Tal como o russo Raskolnikóv do livro, o Christian da novela também confessou seu crime e recebeu uma pena de oito anos de cadeia. Um pagou a pena na Sibéria, outro, no Rio de Janeiro.

Rebeca (Andréa Beltrão) e Felipe (Gabriel Leone) em Um Lugar ao Sol (Reprodução/Globo)
Rebeca (Andréa Beltrão) e Felipe (Gabriel Leone) em Um Lugar ao Sol

Direção

Mesmo sendo praticamente toda gravada antes do primeiro capítulo ter ido ao ar, marque-se também que foi uma novela com boa direção de cenas e atores.

Houve momentos marcantes, em especial nas tantas tragédias.

Foram, na sequência: o parto inicial com a morte da mãe dos gêmeos, assassinato do gêmeo rico, atropelamento do ciclista (na Europa), um acidente de carro com o protagonista, um estupro de jovem em vulnerabilidade (Cecília/Fernanda Marques na balada), duas tentativas de suicídio (de Bárbara/Aline Moraes), queda falta da pichadora (Joy/ Lara Tremouroux) na ponte, esfaqueamento (de Renato/Cauâ Reymond), um caso de feminicídio (Stephany/Renata Gaspar) e o grave acidente de carro no penúltimo capítulo.

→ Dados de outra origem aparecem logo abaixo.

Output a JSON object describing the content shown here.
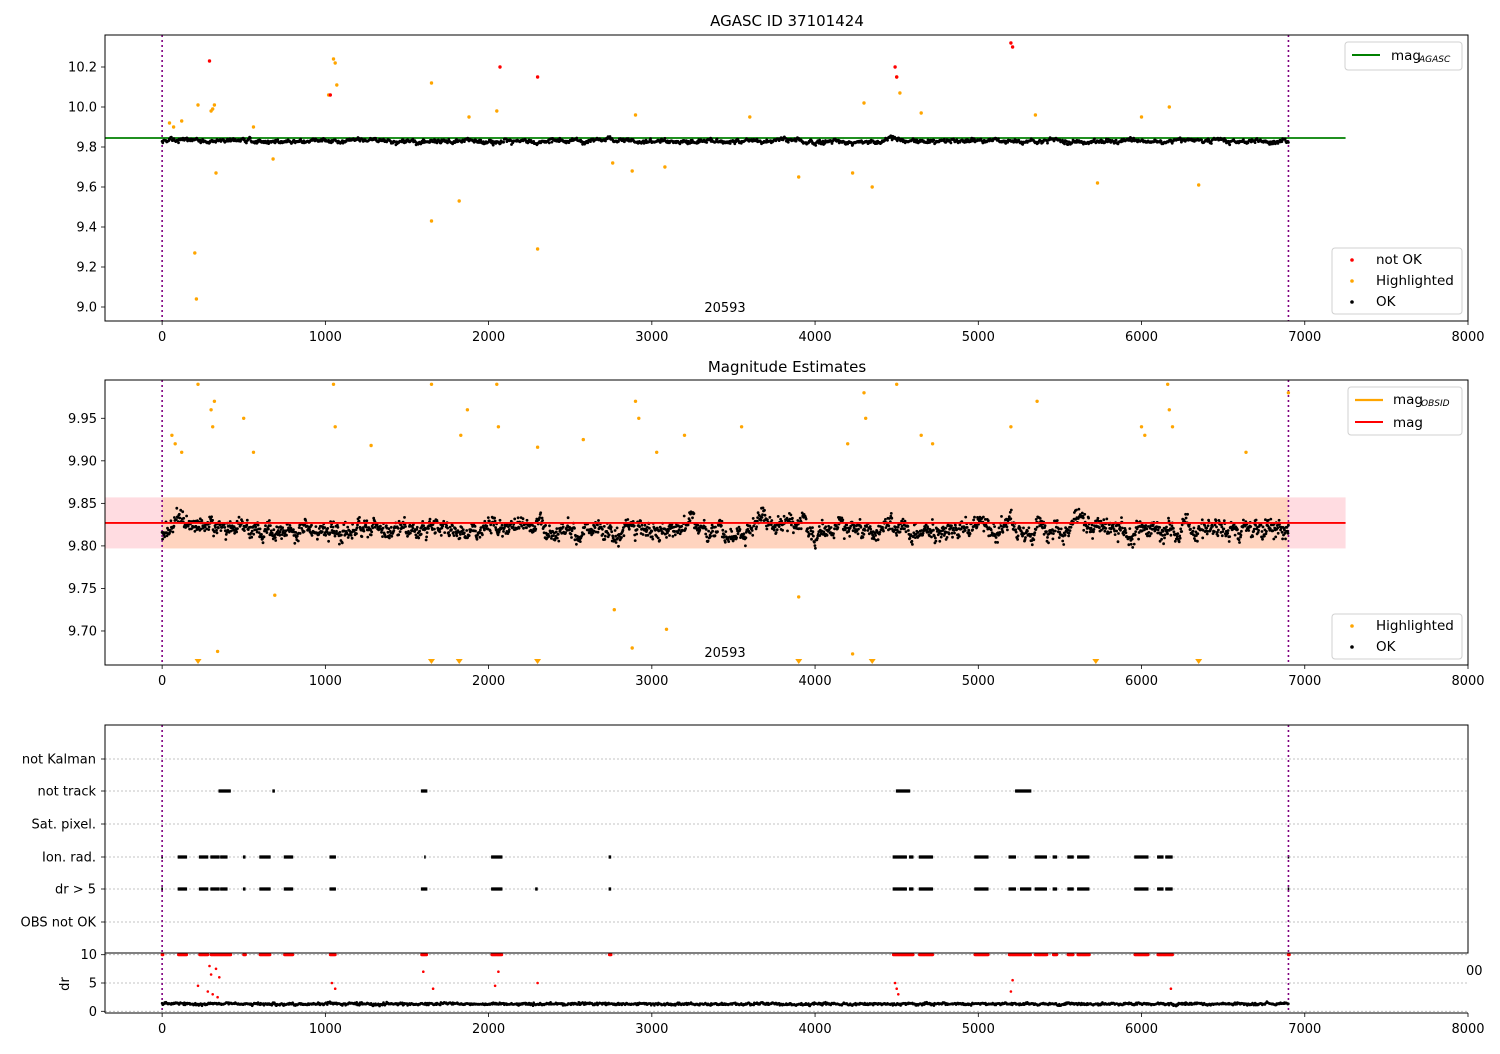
{
  "figure": {
    "title_top": "AGASC ID 37101424",
    "title_mid": "Magnitude Estimates",
    "obsid_label": "20593",
    "x_tick_labels": [
      "0",
      "1000",
      "2000",
      "3000",
      "4000",
      "5000",
      "6000",
      "7000",
      "8000"
    ],
    "colors": {
      "ok": "#000000",
      "highlighted": "#ffa500",
      "not_ok": "#ff0000",
      "mag_agasc": "#008000",
      "mag_obsid": "#ffa500",
      "mag_mean": "#ff0000",
      "obs_boundary": "#800080"
    }
  },
  "chart_data": [
    {
      "type": "scatter",
      "title": "AGASC ID 37101424",
      "xlim": [
        -350,
        8000
      ],
      "ylim": [
        8.93,
        10.36
      ],
      "y_ticks": [
        9.0,
        9.2,
        9.4,
        9.6,
        9.8,
        10.0,
        10.2
      ],
      "y_tick_labels": [
        "9.0",
        "9.2",
        "9.4",
        "9.6",
        "9.8",
        "10.0",
        "10.2"
      ],
      "obs_boundaries": [
        0,
        6900
      ],
      "mag_agasc": {
        "value": 9.845,
        "x_range": [
          -350,
          7250
        ],
        "label": "mag",
        "sub": "AGASC"
      },
      "series_ok": {
        "name": "OK",
        "x_range": [
          0,
          6900
        ],
        "center": 9.83,
        "spread": 0.04
      },
      "highlighted_points": [
        [
          45,
          9.92
        ],
        [
          70,
          9.9
        ],
        [
          120,
          9.93
        ],
        [
          200,
          9.27
        ],
        [
          210,
          9.04
        ],
        [
          220,
          10.01
        ],
        [
          300,
          9.98
        ],
        [
          310,
          9.99
        ],
        [
          320,
          10.01
        ],
        [
          330,
          9.67
        ],
        [
          560,
          9.9
        ],
        [
          680,
          9.74
        ],
        [
          1020,
          10.06
        ],
        [
          1050,
          10.24
        ],
        [
          1060,
          10.22
        ],
        [
          1070,
          10.11
        ],
        [
          1650,
          10.12
        ],
        [
          1650,
          9.43
        ],
        [
          1820,
          9.53
        ],
        [
          1880,
          9.95
        ],
        [
          2050,
          9.98
        ],
        [
          2300,
          9.29
        ],
        [
          2760,
          9.72
        ],
        [
          2880,
          9.68
        ],
        [
          2900,
          9.96
        ],
        [
          3080,
          9.7
        ],
        [
          3600,
          9.95
        ],
        [
          3900,
          9.65
        ],
        [
          4230,
          9.67
        ],
        [
          4300,
          10.02
        ],
        [
          4350,
          9.6
        ],
        [
          4500,
          10.15
        ],
        [
          4520,
          10.07
        ],
        [
          4650,
          9.97
        ],
        [
          5350,
          9.96
        ],
        [
          5730,
          9.62
        ],
        [
          6000,
          9.95
        ],
        [
          6170,
          10.0
        ],
        [
          6350,
          9.61
        ]
      ],
      "not_ok_points": [
        [
          290,
          10.23
        ],
        [
          1030,
          10.06
        ],
        [
          2070,
          10.2
        ],
        [
          2300,
          10.15
        ],
        [
          4490,
          10.2
        ],
        [
          4500,
          10.15
        ],
        [
          5200,
          10.32
        ],
        [
          5210,
          10.3
        ]
      ],
      "legend": [
        "not OK",
        "Highlighted",
        "OK"
      ]
    },
    {
      "type": "scatter",
      "title": "Magnitude Estimates",
      "xlim": [
        -350,
        8000
      ],
      "ylim": [
        9.66,
        9.995
      ],
      "y_ticks": [
        9.7,
        9.75,
        9.8,
        9.85,
        9.9,
        9.95
      ],
      "y_tick_labels": [
        "9.70",
        "9.75",
        "9.80",
        "9.85",
        "9.90",
        "9.95"
      ],
      "obs_boundaries": [
        0,
        6900
      ],
      "mag_mean": {
        "value": 9.827,
        "x_range": [
          -350,
          7250
        ],
        "label": "mag"
      },
      "mag_obsid_band": {
        "low": 9.797,
        "high": 9.857,
        "x_range": [
          -350,
          7250
        ]
      },
      "mag_obsid_label": {
        "label": "mag",
        "sub": "OBSID"
      },
      "series_ok": {
        "name": "OK",
        "x_range": [
          0,
          6900
        ],
        "center": 9.82,
        "spread": 0.03
      },
      "highlighted_points": [
        [
          60,
          9.93
        ],
        [
          80,
          9.92
        ],
        [
          120,
          9.91
        ],
        [
          220,
          9.99
        ],
        [
          300,
          9.96
        ],
        [
          310,
          9.94
        ],
        [
          320,
          9.97
        ],
        [
          340,
          9.676
        ],
        [
          500,
          9.95
        ],
        [
          560,
          9.91
        ],
        [
          690,
          9.742
        ],
        [
          1050,
          9.99
        ],
        [
          1060,
          9.94
        ],
        [
          1280,
          9.918
        ],
        [
          1650,
          9.99
        ],
        [
          1830,
          9.93
        ],
        [
          1870,
          9.96
        ],
        [
          2050,
          9.99
        ],
        [
          2060,
          9.94
        ],
        [
          2300,
          9.916
        ],
        [
          2580,
          9.925
        ],
        [
          2770,
          9.725
        ],
        [
          2880,
          9.68
        ],
        [
          2900,
          9.97
        ],
        [
          2920,
          9.95
        ],
        [
          3030,
          9.91
        ],
        [
          3090,
          9.702
        ],
        [
          3200,
          9.93
        ],
        [
          3550,
          9.94
        ],
        [
          3900,
          9.74
        ],
        [
          4200,
          9.92
        ],
        [
          4230,
          9.673
        ],
        [
          4300,
          9.98
        ],
        [
          4310,
          9.95
        ],
        [
          4500,
          9.99
        ],
        [
          4650,
          9.93
        ],
        [
          4720,
          9.92
        ],
        [
          5200,
          9.94
        ],
        [
          5360,
          9.97
        ],
        [
          6000,
          9.94
        ],
        [
          6020,
          9.93
        ],
        [
          6160,
          9.99
        ],
        [
          6170,
          9.96
        ],
        [
          6190,
          9.94
        ],
        [
          6640,
          9.91
        ],
        [
          6900,
          9.98
        ]
      ],
      "clipped_markers_bottom": [
        220,
        1650,
        1820,
        2300,
        3900,
        4350,
        5720,
        6350
      ],
      "legend": [
        "Highlighted",
        "OK"
      ]
    },
    {
      "type": "scatter",
      "title": "",
      "xlim": [
        -350,
        8000
      ],
      "categories": [
        "not Kalman",
        "not track",
        "Sat. pixel.",
        "Ion. rad.",
        "dr > 5",
        "OBS not OK"
      ],
      "obs_boundaries": [
        0,
        6900
      ],
      "flag_segments": {
        "not track": [
          [
            350,
            420
          ],
          [
            680,
            690
          ],
          [
            1590,
            1620
          ],
          [
            4500,
            4580
          ],
          [
            5230,
            5320
          ]
        ],
        "Ion. rad.": [
          [
            0,
            5
          ],
          [
            100,
            150
          ],
          [
            230,
            280
          ],
          [
            300,
            350
          ],
          [
            360,
            400
          ],
          [
            500,
            510
          ],
          [
            600,
            660
          ],
          [
            750,
            800
          ],
          [
            1030,
            1060
          ],
          [
            1610,
            1615
          ],
          [
            2020,
            2080
          ],
          [
            2740,
            2750
          ],
          [
            4480,
            4560
          ],
          [
            4580,
            4600
          ],
          [
            4640,
            4720
          ],
          [
            4980,
            5060
          ],
          [
            5190,
            5230
          ],
          [
            5350,
            5420
          ],
          [
            5460,
            5480
          ],
          [
            5550,
            5580
          ],
          [
            5610,
            5680
          ],
          [
            5960,
            6040
          ],
          [
            6100,
            6130
          ],
          [
            6150,
            6190
          ],
          [
            6900,
            6905
          ]
        ],
        "dr > 5": [
          [
            0,
            5
          ],
          [
            100,
            150
          ],
          [
            230,
            280
          ],
          [
            300,
            350
          ],
          [
            360,
            400
          ],
          [
            500,
            510
          ],
          [
            600,
            660
          ],
          [
            750,
            800
          ],
          [
            1030,
            1060
          ],
          [
            1590,
            1620
          ],
          [
            2020,
            2080
          ],
          [
            2290,
            2300
          ],
          [
            2740,
            2750
          ],
          [
            4480,
            4560
          ],
          [
            4580,
            4600
          ],
          [
            4640,
            4720
          ],
          [
            4980,
            5060
          ],
          [
            5190,
            5230
          ],
          [
            5260,
            5320
          ],
          [
            5350,
            5420
          ],
          [
            5460,
            5480
          ],
          [
            5550,
            5580
          ],
          [
            5610,
            5680
          ],
          [
            5960,
            6040
          ],
          [
            6100,
            6130
          ],
          [
            6150,
            6190
          ],
          [
            6900,
            6905
          ]
        ]
      }
    },
    {
      "type": "scatter",
      "title": "",
      "ylabel": "dr",
      "xlim": [
        -350,
        8000
      ],
      "ylim": [
        -0.3,
        10.3
      ],
      "y_ticks": [
        0,
        5,
        10
      ],
      "y_tick_labels": [
        "0",
        "5",
        "10"
      ],
      "obs_boundaries": [
        0,
        6900
      ],
      "clip_value": 10,
      "series_ok": {
        "name": "OK",
        "x_range": [
          0,
          6900
        ],
        "center": 1.3,
        "spread": 0.6
      },
      "red_high_ranges": [
        [
          0,
          5
        ],
        [
          100,
          150
        ],
        [
          230,
          280
        ],
        [
          300,
          420
        ],
        [
          500,
          510
        ],
        [
          600,
          660
        ],
        [
          750,
          800
        ],
        [
          1030,
          1060
        ],
        [
          1590,
          1620
        ],
        [
          2020,
          2080
        ],
        [
          2740,
          2750
        ],
        [
          4480,
          4600
        ],
        [
          4640,
          4720
        ],
        [
          4980,
          5060
        ],
        [
          5190,
          5320
        ],
        [
          5350,
          5420
        ],
        [
          5460,
          5480
        ],
        [
          5550,
          5580
        ],
        [
          5610,
          5680
        ],
        [
          5960,
          6040
        ],
        [
          6100,
          6190
        ],
        [
          6900,
          6905
        ]
      ],
      "red_mid_points": [
        [
          220,
          4.5
        ],
        [
          280,
          3.5
        ],
        [
          290,
          8
        ],
        [
          300,
          6.5
        ],
        [
          310,
          3
        ],
        [
          330,
          7.5
        ],
        [
          340,
          2.5
        ],
        [
          350,
          6
        ],
        [
          1040,
          5
        ],
        [
          1060,
          4
        ],
        [
          1600,
          7
        ],
        [
          1660,
          4
        ],
        [
          2040,
          4.5
        ],
        [
          2060,
          7
        ],
        [
          2300,
          5
        ],
        [
          4490,
          5
        ],
        [
          4500,
          4
        ],
        [
          4510,
          3
        ],
        [
          5200,
          3.5
        ],
        [
          5210,
          5.5
        ],
        [
          6180,
          4
        ]
      ]
    }
  ]
}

Momentos de amor e paixão, como toda boa novela tem, foram poucos, entretanto.

Em especial, cite-se o romance entre idades distintas dos personagens de Rebeca (Andrea Beltrão) e Felipe (Gabriel Leone).

Infelizmente, a paixão não resistiu à diferença de idade, uma contradição diante de todas as premissas colocadas no arco da personagem mais velha.

Reta final

Da história que começou de forma eletrizante, com os capítulos iniciais causando forte impacto pelo ritmo e a agilidade com que se desenvolveu a trama, dignos de seriado, poucas semanas depois já pouco restava.

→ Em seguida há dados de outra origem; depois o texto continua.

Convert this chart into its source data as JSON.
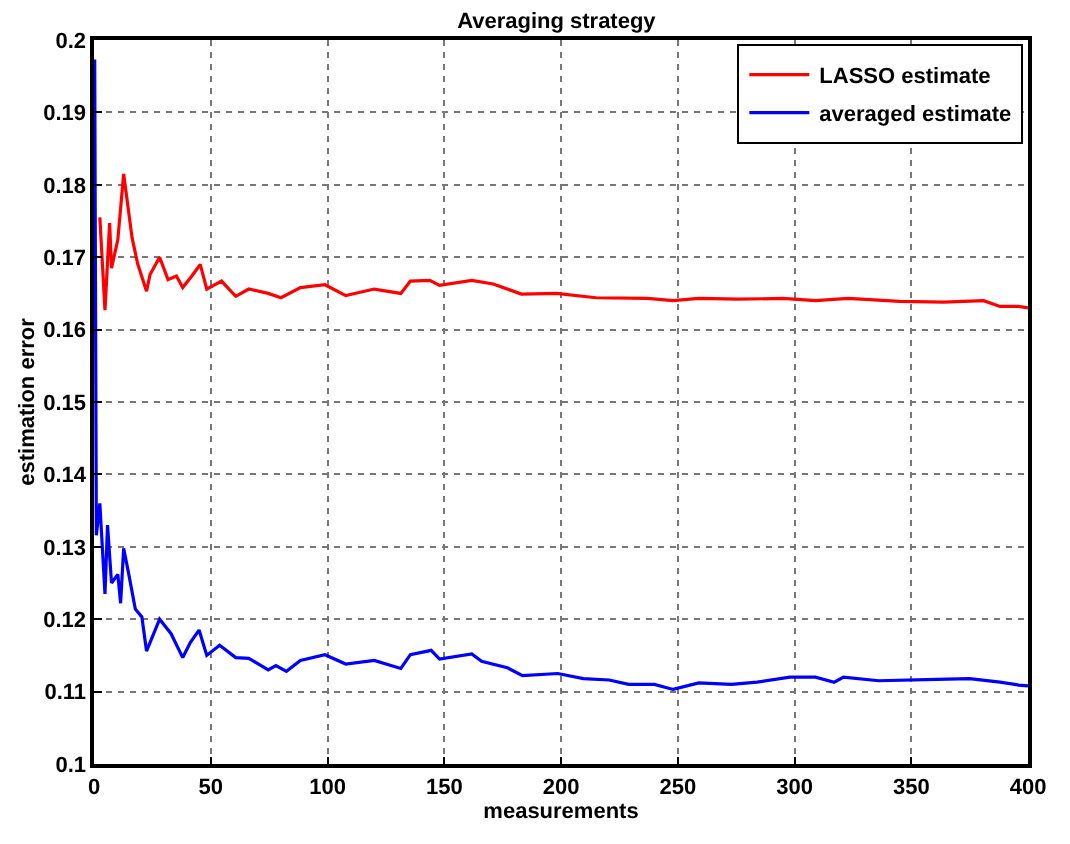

A reta final da novela infelizmente coroou uma trajetória de atropelos.

Bárbara (Alinne Moraes) e Renato/Christian (Cauã Reymond) em Um Lugar ao Sol
Bárbara (Alinne Moraes) e Renato/Christian (Cauã Reymond) em Um Lugar ao Sol

O desfecho merecia mais cuidados; faltaram cenas importantes e esperadas pela audiência.

Não fossem os tapas que Christian (Cauã Reymond) levou da amada Lara (Andreia Horta) ainda na cama do hospital, o personagem teria passado pela revelação sem enfrentamentos.

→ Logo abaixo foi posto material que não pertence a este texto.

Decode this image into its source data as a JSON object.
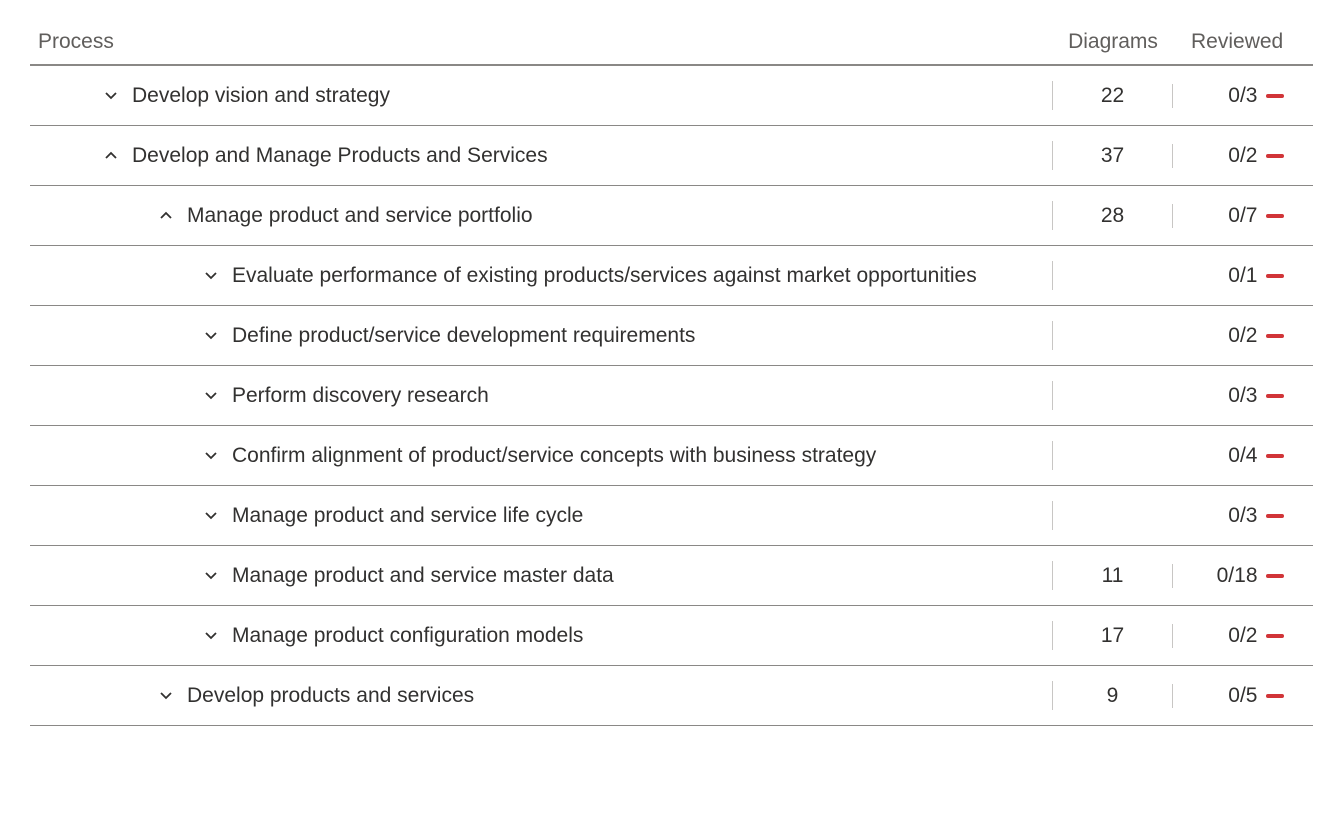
{
  "columns": {
    "process": "Process",
    "diagrams": "Diagrams",
    "reviewed": "Reviewed"
  },
  "rows": [
    {
      "indent": 0,
      "expanded": false,
      "label": "Develop vision and strategy",
      "diagrams": "22",
      "reviewed": "0/3",
      "status": "dash"
    },
    {
      "indent": 0,
      "expanded": true,
      "label": "Develop and Manage Products and Services",
      "diagrams": "37",
      "reviewed": "0/2",
      "status": "dash"
    },
    {
      "indent": 1,
      "expanded": true,
      "label": "Manage product and service portfolio",
      "diagrams": "28",
      "reviewed": "0/7",
      "status": "dash"
    },
    {
      "indent": 2,
      "expanded": false,
      "label": "Evaluate performance of existing products/services against market opportunities",
      "diagrams": "",
      "reviewed": "0/1",
      "status": "dash"
    },
    {
      "indent": 2,
      "expanded": false,
      "label": "Define product/service development requirements",
      "diagrams": "",
      "reviewed": "0/2",
      "status": "dash"
    },
    {
      "indent": 2,
      "expanded": false,
      "label": "Perform discovery research",
      "diagrams": "",
      "reviewed": "0/3",
      "status": "dash"
    },
    {
      "indent": 2,
      "expanded": false,
      "label": "Confirm alignment of product/service concepts with business strategy",
      "diagrams": "",
      "reviewed": "0/4",
      "status": "dash"
    },
    {
      "indent": 2,
      "expanded": false,
      "label": "Manage product and service life cycle",
      "diagrams": "",
      "reviewed": "0/3",
      "status": "dash"
    },
    {
      "indent": 2,
      "expanded": false,
      "label": "Manage product and service master data",
      "diagrams": "11",
      "reviewed": "0/18",
      "status": "dash"
    },
    {
      "indent": 2,
      "expanded": false,
      "label": "Manage product configuration models",
      "diagrams": "17",
      "reviewed": "0/2",
      "status": "dash"
    },
    {
      "indent": 1,
      "expanded": false,
      "label": "Develop products and services",
      "diagrams": "9",
      "reviewed": "0/5",
      "status": "dash"
    }
  ],
  "colors": {
    "status_dash": "#d13438",
    "border": "#8a8886",
    "text": "#323130",
    "header_text": "#605e5c"
  }
}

Ficaram devendo ao respeitável público a merecida cena de escracho do impostor que enganou toda uma família, além da mocinha da história.

Tivemos no lugar um julgamento de praxe num capítulo final com excesso de cenas modorrentas e desinteressantes em presídio.

Veio uma passagem de tempo que ficou marcada pelo uso irregular de perucas pouco adequadas ao refinado figurino da TV Globo.

Infelizmente, sobram críticas. Que um dia também venha alguma autocrítica!

** Informações e opiniões expressas nessa crítica são de total responsabilidade de sua autora e podem ou não refletir a opinião deste veículo.